Monday, April 7, 2008

Can Smiley Faces Save the World?

Researchers at the University of Chicago apparently think so.

See this fascinating report in the New York Times about Cass Sunstein and Richard Thaler’s pioneering work applying behavioral psychology to climate change.

One of the things that interests us at Jewish Climate Initiative is the huge gap between knowing and doing in the climate change business. We all know what we’d have to do to drastically reduce our carbon footprints: fly much less, use public transport more, switch to CFL lightbulbs, buy a hybrid car, etc. etc.

But very few of us are doing it.

“This comes as no surprise to behavioral psychologists who have been studying the human penchant for making dumb choices,” writes the NYT.

The good news however is that we do have a strong inclination to do the right thing for the common good if we are given the right nudges and cues.

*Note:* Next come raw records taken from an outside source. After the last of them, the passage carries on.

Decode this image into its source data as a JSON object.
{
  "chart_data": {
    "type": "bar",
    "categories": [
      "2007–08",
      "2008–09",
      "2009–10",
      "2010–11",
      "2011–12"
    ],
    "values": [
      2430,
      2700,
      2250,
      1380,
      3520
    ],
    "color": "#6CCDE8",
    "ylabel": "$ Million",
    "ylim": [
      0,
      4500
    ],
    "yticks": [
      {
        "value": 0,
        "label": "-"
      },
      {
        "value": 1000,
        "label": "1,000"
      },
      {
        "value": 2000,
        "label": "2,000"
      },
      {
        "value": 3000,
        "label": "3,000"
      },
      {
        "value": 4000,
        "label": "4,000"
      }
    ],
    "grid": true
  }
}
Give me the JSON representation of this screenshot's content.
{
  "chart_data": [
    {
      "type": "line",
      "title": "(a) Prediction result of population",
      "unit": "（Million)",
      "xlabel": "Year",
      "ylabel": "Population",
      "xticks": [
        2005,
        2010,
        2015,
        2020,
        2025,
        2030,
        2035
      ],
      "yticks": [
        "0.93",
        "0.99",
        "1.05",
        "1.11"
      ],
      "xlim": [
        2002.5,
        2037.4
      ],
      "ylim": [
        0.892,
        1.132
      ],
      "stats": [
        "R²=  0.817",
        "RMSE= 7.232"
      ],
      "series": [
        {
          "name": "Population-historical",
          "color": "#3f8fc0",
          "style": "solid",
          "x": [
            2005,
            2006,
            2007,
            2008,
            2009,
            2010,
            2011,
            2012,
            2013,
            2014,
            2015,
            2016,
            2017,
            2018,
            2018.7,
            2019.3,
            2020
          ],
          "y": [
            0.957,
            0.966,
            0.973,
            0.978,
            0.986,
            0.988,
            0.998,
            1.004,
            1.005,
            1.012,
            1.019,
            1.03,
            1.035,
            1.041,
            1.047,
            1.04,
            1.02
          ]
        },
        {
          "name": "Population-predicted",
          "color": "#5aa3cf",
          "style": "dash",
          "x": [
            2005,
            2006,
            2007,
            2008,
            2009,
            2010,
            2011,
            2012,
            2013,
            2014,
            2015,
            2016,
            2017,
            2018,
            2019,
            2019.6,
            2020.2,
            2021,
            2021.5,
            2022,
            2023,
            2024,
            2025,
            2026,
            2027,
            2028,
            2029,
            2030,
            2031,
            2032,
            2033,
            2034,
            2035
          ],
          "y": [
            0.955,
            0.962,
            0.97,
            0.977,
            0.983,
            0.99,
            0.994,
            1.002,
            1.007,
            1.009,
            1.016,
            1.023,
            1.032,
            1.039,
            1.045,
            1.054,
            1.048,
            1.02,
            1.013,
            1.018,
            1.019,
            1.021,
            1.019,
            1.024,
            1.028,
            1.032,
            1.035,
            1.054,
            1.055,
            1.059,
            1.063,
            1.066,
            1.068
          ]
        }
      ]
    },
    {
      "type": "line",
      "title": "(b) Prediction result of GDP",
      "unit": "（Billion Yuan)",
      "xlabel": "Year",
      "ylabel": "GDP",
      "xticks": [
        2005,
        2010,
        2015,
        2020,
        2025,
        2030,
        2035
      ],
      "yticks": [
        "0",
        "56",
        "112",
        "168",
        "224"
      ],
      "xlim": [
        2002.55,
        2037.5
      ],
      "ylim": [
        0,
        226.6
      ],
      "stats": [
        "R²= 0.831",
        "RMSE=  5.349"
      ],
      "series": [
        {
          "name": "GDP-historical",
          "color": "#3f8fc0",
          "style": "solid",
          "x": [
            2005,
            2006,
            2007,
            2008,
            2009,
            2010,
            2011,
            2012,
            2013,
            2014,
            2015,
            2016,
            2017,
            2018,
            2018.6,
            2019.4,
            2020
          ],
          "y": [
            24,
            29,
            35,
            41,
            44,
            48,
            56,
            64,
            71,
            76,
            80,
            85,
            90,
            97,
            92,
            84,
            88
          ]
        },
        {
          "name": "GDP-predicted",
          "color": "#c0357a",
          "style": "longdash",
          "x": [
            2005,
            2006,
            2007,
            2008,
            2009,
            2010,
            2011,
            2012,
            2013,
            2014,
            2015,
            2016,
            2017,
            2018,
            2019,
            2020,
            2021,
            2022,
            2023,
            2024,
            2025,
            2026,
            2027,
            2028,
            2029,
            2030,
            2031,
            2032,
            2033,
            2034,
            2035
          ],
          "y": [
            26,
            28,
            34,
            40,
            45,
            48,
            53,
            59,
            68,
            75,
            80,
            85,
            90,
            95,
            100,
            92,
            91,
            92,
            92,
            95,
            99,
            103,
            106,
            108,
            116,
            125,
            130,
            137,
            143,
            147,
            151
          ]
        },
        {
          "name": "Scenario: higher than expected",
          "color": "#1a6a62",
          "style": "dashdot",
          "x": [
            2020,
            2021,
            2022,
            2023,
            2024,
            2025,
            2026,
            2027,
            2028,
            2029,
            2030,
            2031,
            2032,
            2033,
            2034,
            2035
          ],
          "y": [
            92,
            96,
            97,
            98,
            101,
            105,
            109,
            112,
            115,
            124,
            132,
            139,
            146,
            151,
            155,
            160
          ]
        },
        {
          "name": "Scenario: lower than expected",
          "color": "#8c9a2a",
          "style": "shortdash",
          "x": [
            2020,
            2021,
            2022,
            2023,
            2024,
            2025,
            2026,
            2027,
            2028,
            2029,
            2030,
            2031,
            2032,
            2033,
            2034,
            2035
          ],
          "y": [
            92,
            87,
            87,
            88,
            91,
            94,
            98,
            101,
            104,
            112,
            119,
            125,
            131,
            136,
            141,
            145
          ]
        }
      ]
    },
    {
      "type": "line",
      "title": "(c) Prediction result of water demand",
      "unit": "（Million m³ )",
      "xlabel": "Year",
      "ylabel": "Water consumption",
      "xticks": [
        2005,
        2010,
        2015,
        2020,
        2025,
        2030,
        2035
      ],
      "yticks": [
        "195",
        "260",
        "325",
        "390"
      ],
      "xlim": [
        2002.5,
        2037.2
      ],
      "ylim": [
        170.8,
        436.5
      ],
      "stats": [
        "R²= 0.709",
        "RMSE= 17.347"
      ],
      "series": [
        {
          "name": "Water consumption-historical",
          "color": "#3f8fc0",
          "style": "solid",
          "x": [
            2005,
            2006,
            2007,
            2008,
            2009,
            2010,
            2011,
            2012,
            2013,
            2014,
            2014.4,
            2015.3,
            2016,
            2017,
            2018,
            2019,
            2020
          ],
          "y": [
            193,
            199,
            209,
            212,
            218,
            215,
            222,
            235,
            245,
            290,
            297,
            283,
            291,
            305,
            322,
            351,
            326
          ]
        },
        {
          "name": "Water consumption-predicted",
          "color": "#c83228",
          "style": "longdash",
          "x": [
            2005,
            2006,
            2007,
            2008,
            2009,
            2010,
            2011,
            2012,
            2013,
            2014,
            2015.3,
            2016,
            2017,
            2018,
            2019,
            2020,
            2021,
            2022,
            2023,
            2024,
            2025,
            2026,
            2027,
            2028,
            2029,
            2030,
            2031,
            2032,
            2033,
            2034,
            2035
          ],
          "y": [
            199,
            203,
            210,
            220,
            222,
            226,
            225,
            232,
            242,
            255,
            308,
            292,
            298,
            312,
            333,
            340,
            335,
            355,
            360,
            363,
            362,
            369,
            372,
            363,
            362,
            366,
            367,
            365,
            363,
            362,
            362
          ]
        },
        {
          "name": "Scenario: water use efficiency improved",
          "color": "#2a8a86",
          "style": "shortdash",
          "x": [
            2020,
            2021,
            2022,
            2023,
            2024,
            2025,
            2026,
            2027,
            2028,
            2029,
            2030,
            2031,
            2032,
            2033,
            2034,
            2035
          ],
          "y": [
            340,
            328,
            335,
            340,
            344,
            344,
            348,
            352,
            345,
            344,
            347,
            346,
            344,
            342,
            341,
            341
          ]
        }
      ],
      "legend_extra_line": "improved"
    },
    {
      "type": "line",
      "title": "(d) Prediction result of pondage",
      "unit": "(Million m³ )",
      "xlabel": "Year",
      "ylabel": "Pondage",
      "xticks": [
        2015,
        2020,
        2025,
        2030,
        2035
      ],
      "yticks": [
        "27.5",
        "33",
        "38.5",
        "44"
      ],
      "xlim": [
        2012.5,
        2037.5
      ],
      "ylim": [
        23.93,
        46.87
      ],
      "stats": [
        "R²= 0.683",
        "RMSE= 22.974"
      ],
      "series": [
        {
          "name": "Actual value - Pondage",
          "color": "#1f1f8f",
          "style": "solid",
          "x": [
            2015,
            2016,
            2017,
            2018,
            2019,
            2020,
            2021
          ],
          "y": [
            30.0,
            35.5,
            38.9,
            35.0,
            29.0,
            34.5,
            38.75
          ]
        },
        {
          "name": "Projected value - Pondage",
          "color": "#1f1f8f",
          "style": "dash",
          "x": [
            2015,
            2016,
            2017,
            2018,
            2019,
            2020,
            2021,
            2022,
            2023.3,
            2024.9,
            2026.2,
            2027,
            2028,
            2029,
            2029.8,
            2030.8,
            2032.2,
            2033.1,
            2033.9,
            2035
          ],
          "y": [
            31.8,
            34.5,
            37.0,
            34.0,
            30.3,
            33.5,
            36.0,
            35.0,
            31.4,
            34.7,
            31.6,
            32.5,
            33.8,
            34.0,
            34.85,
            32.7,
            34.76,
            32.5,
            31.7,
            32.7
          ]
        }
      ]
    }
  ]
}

California utility companies experimented with including statistics about average electricity consumption on people’s electrical bills. This information led customers whose consumption was above average to use less in the next quarter. The problem was that people consuming less than average raised their electricity use. (After all, who wants to be a freier?)

Next time around, they added the following simple refinement to the electricity bills: a smiley face for people whose use was below the mean, and a frowning face for those above the average.

Amazingly, this caused people below the average to keep their consumption low, or reduce it still further.

The studies show that a communal norm together with positive reinforcement towards reaching that norm can have powerful impacts on behaviour, (although do I feel a bit queasy about the authors’ plan for introducing flashing lapel pins that indicate your carbon use.)

This should give pause to anyone who thinks that appealing to people’s pockets is the only way to reduce carbon footprints.

For anyone who believes, as we do, that religions have a potentially powerful role to play in combating climate change, these findings are encouraging, but not hugely surprising.

The Talmud already arrived at the same conclusions. I’ve just been studying the eighth chapter of Bava Kamma, which deals with a number of crucial environmental issues, including Ba’al Taschit, the prohibition against wanton destruction of property and resources, based on Deuteronomy 20: 19-21.

The chapter ends with a long discussion about the power of social norms to influence behaviour for good or ill, (Bava Kamma 92a-93a.) But it also stresses the pivotal power of determined and inspired individuals to reorient social norms by their example.